Fr. Marcial Maciel Degollado, founder of the Legionaries of Christ, greets Pope John Paul II in St. Peter's Square in this 2000 file photo. (CNS/Catholic Press Photo)

Analysis

Under ordinary circumstances, Pope Benedict XVI’s mastery of German literature might not seem an obvious way of preparing for the papacy. At the moment, however, it feels spot-on, because Benedict and his admirers face a choice straight out of Goethe’s Faust: In order to salvage Benedict’s reputation on the sexual abuse crisis, they’re almost compelled to tarnish that of Pope John Paul II.

It’s not clear whether mounting criticism of John Paul’s record will be enough to slow down his beatification, but it may well color the late pope’s legacy in the eyes of history.

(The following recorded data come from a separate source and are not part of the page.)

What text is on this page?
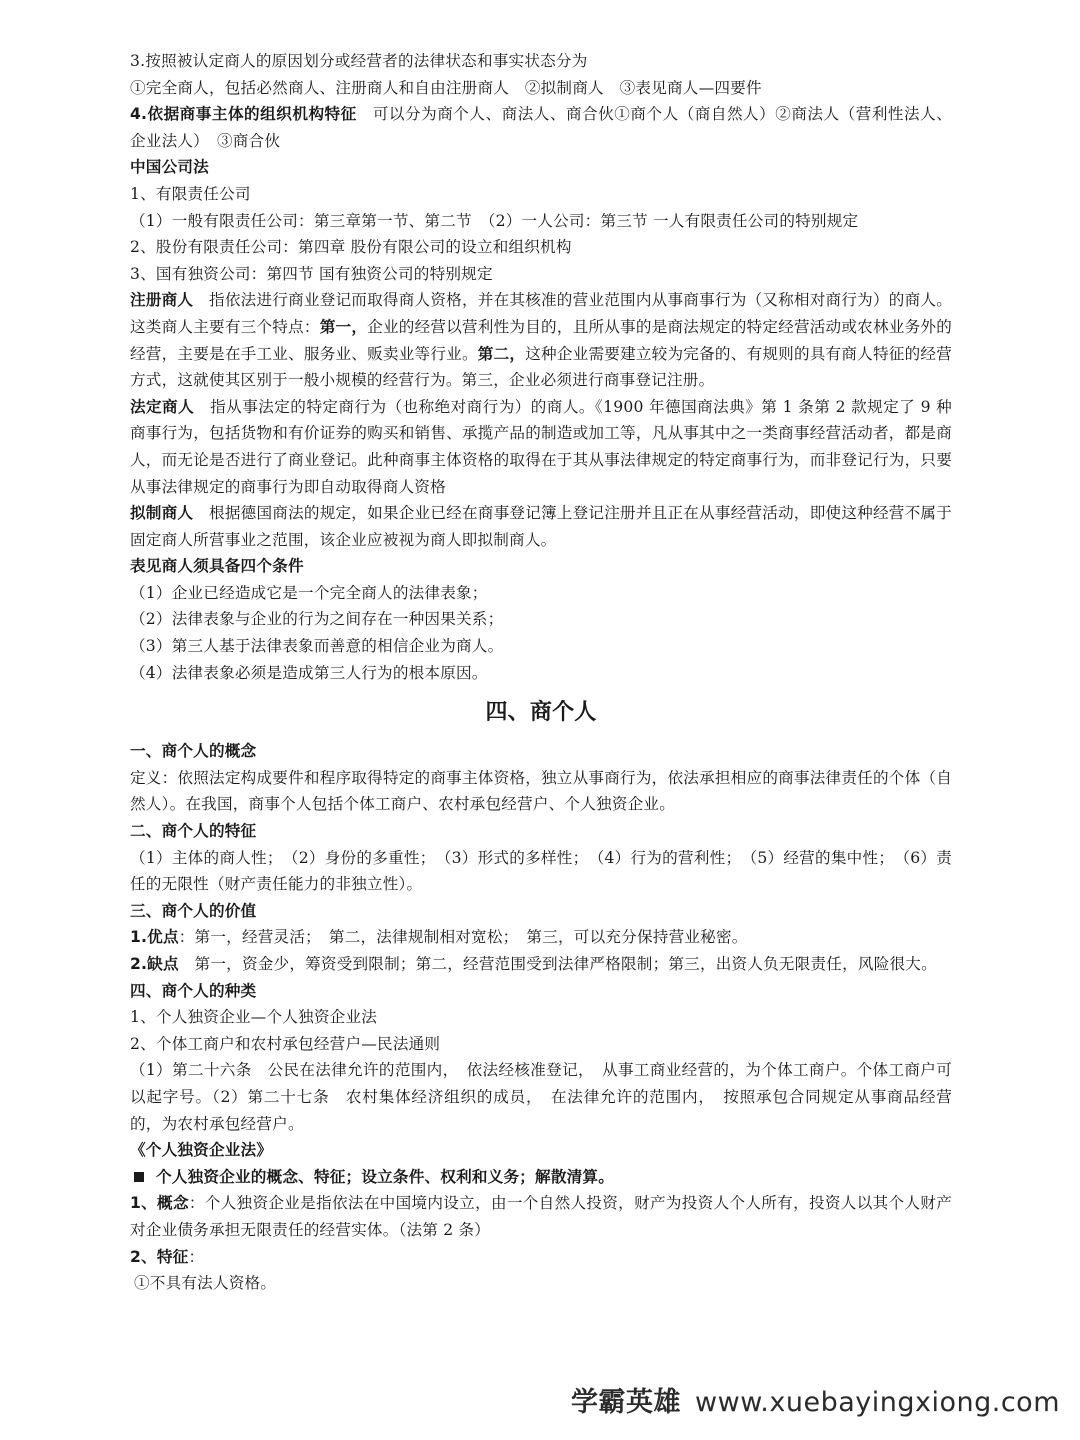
3.按照被认定商人的原因划分或经营者的法律状态和事实状态分为

①完全商人，包括必然商人、注册商人和自由注册商人　②拟制商人　③表见商人—四要件

4.依据商事主体的组织机构特征　可以分为商个人、商法人、商合伙①商个人（商自然人）②商法人（营利性法人、企业法人）　③商合伙

中国公司法

1、有限责任公司

（1）一般有限责任公司：第三章第一节、第二节　（2）一人公司：第三节 一人有限责任公司的特别规定

2、股份有限责任公司：第四章 股份有限公司的设立和组织机构

3、国有独资公司：第四节 国有独资公司的特别规定

注册商人　指依法进行商业登记而取得商人资格，并在其核准的营业范围内从事商事行为（又称相对商行为）的商人。这类商人主要有三个特点：第一，企业的经营以营利性为目的，且所从事的是商法规定的特定经营活动或农林业务外的经营，主要是在手工业、服务业、贩卖业等行业。第二，这种企业需要建立较为完备的、有规则的具有商人特征的经营方式，这就使其区别于一般小规模的经营行为。第三，企业必须进行商事登记注册。

法定商人　指从事法定的特定商行为（也称绝对商行为）的商人。《1900 年德国商法典》第 1 条第 2 款规定了 9 种商事行为，包括货物和有价证券的购买和销售、承揽产品的制造或加工等，凡从事其中之一类商事经营活动者，都是商人，而无论是否进行了商业登记。此种商事主体资格的取得在于其从事法律规定的特定商事行为，而非登记行为，只要从事法律规定的商事行为即自动取得商人资格

拟制商人　根据德国商法的规定，如果企业已经在商事登记簿上登记注册并且正在从事经营活动，即使这种经营不属于固定商人所营事业之范围，该企业应被视为商人即拟制商人。

表见商人须具备四个条件

（1）企业已经造成它是一个完全商人的法律表象；

（2）法律表象与企业的行为之间存在一种因果关系；

（3）第三人基于法律表象而善意的相信企业为商人。

（4）法律表象必须是造成第三人行为的根本原因。

四、商个人

一、商个人的概念

定义：依照法定构成要件和程序取得特定的商事主体资格，独立从事商行为，依法承担相应的商事法律责任的个体（自然人）。在我国，商事个人包括个体工商户、农村承包经营户、个人独资企业。

二、商个人的特征

（1）主体的商人性；　（2）身份的多重性；　（3）形式的多样性；　（4）行为的营利性；　（5）经营的集中性；　（6）责任的无限性（财产责任能力的非独立性）。

三、商个人的价值

1.优点：第一，经营灵活；　第二，法律规制相对宽松；　第三，可以充分保持营业秘密。

2.缺点　第一，资金少，筹资受到限制；第二，经营范围受到法律严格限制；第三，出资人负无限责任，风险很大。

四、商个人的种类

1、个人独资企业—个人独资企业法

2、个体工商户和农村承包经营户—民法通则

（1）第二十六条　公民在法律允许的范围内，　依法经核准登记，　从事工商业经营的，为个体工商户。个体工商户可以起字号。（2）第二十七条　农村集体经济组织的成员，　在法律允许的范围内，　按照承包合同规定从事商品经营的，为农村承包经营户。

《个人独资企业法》

个人独资企业的概念、特征；设立条件、权利和义务；解散清算。

1、概念：个人独资企业是指依法在中国境内设立，由一个自然人投资，财产为投资人个人所有，投资人以其个人财产对企业债务承担无限责任的经营实体。（法第 2 条）

2、特征：

①不具有法人资格。

学霸英雄 www.xuebayingxiong.com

Chapters of John Paul’s pontificate being reexamined today, in large part because they’ve been adduced to prove Benedict’s resolve, include:

  • Fr. Marcial Maciel Degollado, the founder of the Legionaries of Christ, whom the Vatican recently denounced for leading an “objectively immoral” private life, including various forms of sexual misconduct and abuse (see story on Page 9). Benedict ordered Maciel to live a life of prayer and penance in 2006, but that edict left unanswered why Maciel, who died in 2008, was sheltered for so long under John Paul. (Accusations against Maciel first surfaced publicly in the mid-1990s).
  • Cardinal Hans Hermann Groër of Vienna, Austria, who was accused in the mid-1990s of having abused novice monks while serving as a Benedictine abbot. Even after a group of Austrian bishops announced they were “morally certain” of Groër’s guilt, the Vatican declined to look into the case. Cardinal Christoph Schönborn of Vienna recently revealed that the former Cardinal Joseph Ratzinger, now Pope Benedict, had wanted to act, but groused at the time that “the other side won” -- an apparent reference to other Vatican officials who blocked an investigation.
  • When a September 2001 letter from Cardinal Dario Castrillón Hoyos applauding a French bishop for refusing to report an abuser priest to the police was recently unearthed, a blunt Vatican statement said the letter confirms the wisdom of putting Ratzinger in charge. Yet if Castrillón was indeed part of the problem, why did John Paul keep him on as prefect of the Congregation for Clergy for the rest of his papacy? (Castrillón has said that John Paul authorized the 2001 letter.)
  • Given that sexual abuse crises had erupted in various parts of the world throughout the 1980s and 1990s, why did it take John Paul until May 2001 to issue a motu proprio outlining new procedures for such cases? (That motu proprio proved unwieldy enough that Ratzinger was forced to secure special faculties from the pope in early 2003 to ensure that it would work.)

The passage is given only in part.